Since America ended its centuries-long battle with racism this past November (seriously, we did; I heard it on NPR), the nation is free to move onto its next great civil rights battle: the extension and protection of the rights of homosexual and transgendered individuals. Like the battle over race, the cultural war over sexuality seems embedded in essentialist ideas that transform people into demographics and obscure the individual lives being affected.
While this battle has become a defining political issue the past few election cycles, Alison Bechdel has been on the front line for 25 years with her serialized cartoon Dykes to Watch Out For, recently collected in The Essential Dykes to Watch Out For. The strip began as single panel illustrations, forming a satirical catalogue of lesbian types, a tongue-in-cheek attempt by the author to, in her own words, “derive a universal lesbian essence from these particular examples.” Over the years, it expanded into a mix of soap opera and op-ed, sort of Democracy Now of Our Lives, growing to include a dozen characters and span five Presidential administrations.
The Essential Dykes to Watch Out For collects over 300 of the 500-plus full-page cartoons Bechdel has produced since the series’ 1983 debut. The volume’s title plays less on Bill Watterson’s running joke of titling Calvin and Hobbes reprint collections with evermore necessary-sounding adjectives (The Essential, The Authoritative, The Indispensable ) and more on Bechdel’s attempts to balance essentialist and constructivist ideas of gender.
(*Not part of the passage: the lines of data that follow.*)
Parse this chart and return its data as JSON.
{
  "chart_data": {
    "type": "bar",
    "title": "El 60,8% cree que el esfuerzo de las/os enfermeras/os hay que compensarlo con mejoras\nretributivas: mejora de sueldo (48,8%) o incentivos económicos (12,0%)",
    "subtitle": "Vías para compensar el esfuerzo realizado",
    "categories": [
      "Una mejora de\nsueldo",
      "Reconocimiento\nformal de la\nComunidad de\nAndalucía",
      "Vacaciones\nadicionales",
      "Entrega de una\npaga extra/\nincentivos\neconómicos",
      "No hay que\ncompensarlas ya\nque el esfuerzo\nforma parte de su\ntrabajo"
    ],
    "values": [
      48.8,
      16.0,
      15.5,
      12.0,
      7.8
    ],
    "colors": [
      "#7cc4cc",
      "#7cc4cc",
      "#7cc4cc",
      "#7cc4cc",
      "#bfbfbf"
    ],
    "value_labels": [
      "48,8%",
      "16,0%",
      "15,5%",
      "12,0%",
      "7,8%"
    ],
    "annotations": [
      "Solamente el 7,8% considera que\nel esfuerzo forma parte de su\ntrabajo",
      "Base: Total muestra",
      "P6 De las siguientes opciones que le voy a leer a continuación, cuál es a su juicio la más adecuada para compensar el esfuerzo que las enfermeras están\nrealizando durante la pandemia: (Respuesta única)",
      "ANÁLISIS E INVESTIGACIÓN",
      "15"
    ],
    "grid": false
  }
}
At the start, Bechdel’s world seems populated with a collection of types rather than individuals, but with deft character development and a seemingly bottomless well of warmth and humanism, the members of Bechdel’s sprawling cast take on their own voices, defying expectations of type and embracing contradictions in the frustrating and compelling way real people do.
While on a surface level, the book is driven by the constant and sharply-rendered soap opera plots of shifting partners, shifting relationships, and the characters fumbling towards maturity, whatever that’s supposed to mean, the developing politics of the nation are of equal interest, serving not just as a backdrop but as a tentpole for the series as whole.
The one thing shared by all the series’ central characters is not sexual orientation (the cast includes lesbians, bisexuals, transgendered individuals, gender-variant individuals and even a stray straight male), it is involvement in the political process. Over its quarter-century run, Dykes to Watch Out For shows the impact of shifts in political climates and legislation– as well as the effects of media consolidation, advertising and the rise of “big box” retail– on its characters.
Even more compelling about the collected edition is the opportunity to watch Bechdel develop as an artist. Starting from the R. Crumb-inspired shaky lines of her early cartooning, which leave her pages feeling busy to the point of jittery, Bechdel eases into thicker, more confident lines to define her characters, while retaining her thinner more exacting lines to render the almost exhaustive detail with which she packs each panel.
Bechdel described her attention to detail as “an uncontrolled literalism,” a need to show as much as possible. “Do I draw the name of the book on the spines of the books on the bookshelf?” she wondered aloud to me in an interview. “Do I draw the logo of the publisher on the spine? Do I draw the wood grain on the bookshelf?” This attention to detail gives the later cartoons a lush feel, allowing the reader to linger on background details in each panel. In fact, many of Bechdel’s best jokes occur on the spines of books or the shifting headlines of newspapers. She has an uncanny ability to juxtapose news coverage, be it from NPR or Fox News, with the daily traumas of her characters, as radios and televisions constantly foretell doom in the background.
All this may make Dykes to Watch Out For seem ponderously grim, but the thing to keep in mind is that the series is consistently hilarious. Bechdel is witty and withering; the bone-dry humor she displayed in her rightfully lauded memoir Fun Home was honed to an edge on the serial work collected here. While not every page plays for laughs, most are layered thick with clever swipes at politicians, cultural trends, and the characters themselves.
If there’s one complaint to be made, it is that some cartoons had to be left out of the collection. There’s a lot here, but the occasional omission of cartoons combined with the large cast and juggling storylines sometimes leave the reader with the feeling they’ve missed something, or that they’d have happily paid an extra ten dollars to upgrade to more of an omnibus-level collection. As a new administration steps in to office with no apparent intention to staunch America’s hemorrhaging credibility on the subject of gender-based rights, artists like Bechdel, who put an array of human faces on something that has been abstracted into an Issue, become ever more necessary. If you find yourself troubled describing this volume with a loaded word like “Essential”, perhaps its better to choose one whose double meaning is completely covered by it: “Critical”.